By The Home Ventilating Institute (HVI)
To avoid common air quality problems within the home, follow ten simple steps:
1. Operate the exhaust fan when bathing and showering to limit moisture build up. Be sure to keep the shower curtain or bathtub sliding door open after bathing to increase air circulation. For tips on selecting the right exhaust fan, see HVI’s Bathroom Ventilation Guidelines and Product Directory.
2. Turn on range hood fans to expel contaminants released from food while cooking. Range hoods can also eliminate pollutants such as carbon monoxide which can be released during cooking. For help in selecting the right range hood fan, see HVI’s Product Directory.
3. Increase ventilation rates during family gatherings and parties. For tips on achieving the right ventilation rates, see HVI’s How Much Ventilation Do I Need? Also consider a whole-house comfort ventilator. HVI recommends that a whole-house comfort ventilator have a minimum capacity to provide approximately one complete air change every two minutes within the occupied area. This flow rate will be great enough to create a perceptible “breeze” through the house. The required flow rate can be calculated by multiplying the gross square footage of the entire house (including unoccupied areas like closets) by 3. Be sure to include the upstairs area of multilevel homes. This formula assumes an eight-foot ceiling and takes into account typical unoccupied areas.
4. Ensure that continuous ventilation is provided in addition to the intermittent ventilation systems. This can be achieved using a whole-house comfort ventilator, HRV or ERV, or other fan configurations. For tips on selecting the right ventilation systems, see HVI’s Fresh Ideas – The Guide to Home Ventilation & Indoor Air Quality and its Product Directory.
5. Plan routine maintenance for HVAC equipment to ensure all systems are working properly and performing as intended. Schedule a professional inspection, cleaning and “tune-up” by a qualified firm regularly.

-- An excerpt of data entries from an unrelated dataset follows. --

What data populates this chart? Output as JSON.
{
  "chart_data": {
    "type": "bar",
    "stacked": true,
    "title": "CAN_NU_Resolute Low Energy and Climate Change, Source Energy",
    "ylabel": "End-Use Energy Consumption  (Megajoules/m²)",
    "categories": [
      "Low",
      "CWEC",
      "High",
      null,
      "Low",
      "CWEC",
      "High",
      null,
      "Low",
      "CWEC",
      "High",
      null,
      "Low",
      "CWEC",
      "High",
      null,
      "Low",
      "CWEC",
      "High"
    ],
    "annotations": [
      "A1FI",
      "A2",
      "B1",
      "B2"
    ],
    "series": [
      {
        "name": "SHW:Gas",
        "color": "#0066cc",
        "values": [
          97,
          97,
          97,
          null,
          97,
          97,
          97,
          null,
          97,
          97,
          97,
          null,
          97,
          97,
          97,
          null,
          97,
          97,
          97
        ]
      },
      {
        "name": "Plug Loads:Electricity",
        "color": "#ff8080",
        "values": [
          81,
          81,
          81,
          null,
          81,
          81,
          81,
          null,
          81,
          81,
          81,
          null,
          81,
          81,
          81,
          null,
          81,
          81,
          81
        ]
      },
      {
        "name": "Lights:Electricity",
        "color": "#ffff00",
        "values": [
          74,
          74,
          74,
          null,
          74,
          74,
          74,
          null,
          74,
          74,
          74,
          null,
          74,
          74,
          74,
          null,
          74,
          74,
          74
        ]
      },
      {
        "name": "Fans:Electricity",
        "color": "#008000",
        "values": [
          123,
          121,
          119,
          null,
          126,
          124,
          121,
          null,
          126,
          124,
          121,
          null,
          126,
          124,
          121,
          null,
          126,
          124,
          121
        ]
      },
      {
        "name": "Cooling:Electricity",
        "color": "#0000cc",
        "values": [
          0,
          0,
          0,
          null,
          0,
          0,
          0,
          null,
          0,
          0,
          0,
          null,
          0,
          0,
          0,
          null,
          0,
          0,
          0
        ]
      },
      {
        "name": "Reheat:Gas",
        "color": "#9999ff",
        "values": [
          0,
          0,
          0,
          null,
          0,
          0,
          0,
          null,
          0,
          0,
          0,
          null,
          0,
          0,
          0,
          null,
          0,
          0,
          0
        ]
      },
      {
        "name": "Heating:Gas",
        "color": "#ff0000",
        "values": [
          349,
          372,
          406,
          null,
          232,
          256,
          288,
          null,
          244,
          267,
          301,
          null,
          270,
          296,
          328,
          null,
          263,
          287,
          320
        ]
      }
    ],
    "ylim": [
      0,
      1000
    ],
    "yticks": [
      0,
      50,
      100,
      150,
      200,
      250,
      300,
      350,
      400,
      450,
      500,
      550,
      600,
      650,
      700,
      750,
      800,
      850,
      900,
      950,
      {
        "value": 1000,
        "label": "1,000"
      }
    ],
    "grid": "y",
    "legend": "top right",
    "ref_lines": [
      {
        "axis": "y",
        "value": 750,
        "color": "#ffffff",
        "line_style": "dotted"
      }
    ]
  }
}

6. Change HVAC filters as instructed. Check, clean, or replace furnace and air filters regularly as recommended. Consider installing a “high efficiency particulate” or HEPA filter for better performance.
7. Clean the home regularly to prevent dust, dirt, and pet-hair accumulation. Dust and dirt particles can become airborne, creating contaminants in the air. Regular cleaning can help to eliminate this potential hazard.
8. Use safe cleaning products to avoid emitting dangerous chemicals into the air. Many products can release toxic or irritating chemicals when used. Select cleaning products that are certified for low levels of chemical emissions. Increase ventilation during cleaning tasks.
9. Purchase low emitting finishes and materials. New or recently installed building materials and furnishings can emit dangerous toxins. Look for products that are certified for low chemical emissions. When outgassing is minimized ventilation systems don’t need to exchange the air as often.
10. Ensure that clothes dryers are exhausted directly to the outside and make sure that filters and hoods are cleaned regularly to maintain airflow.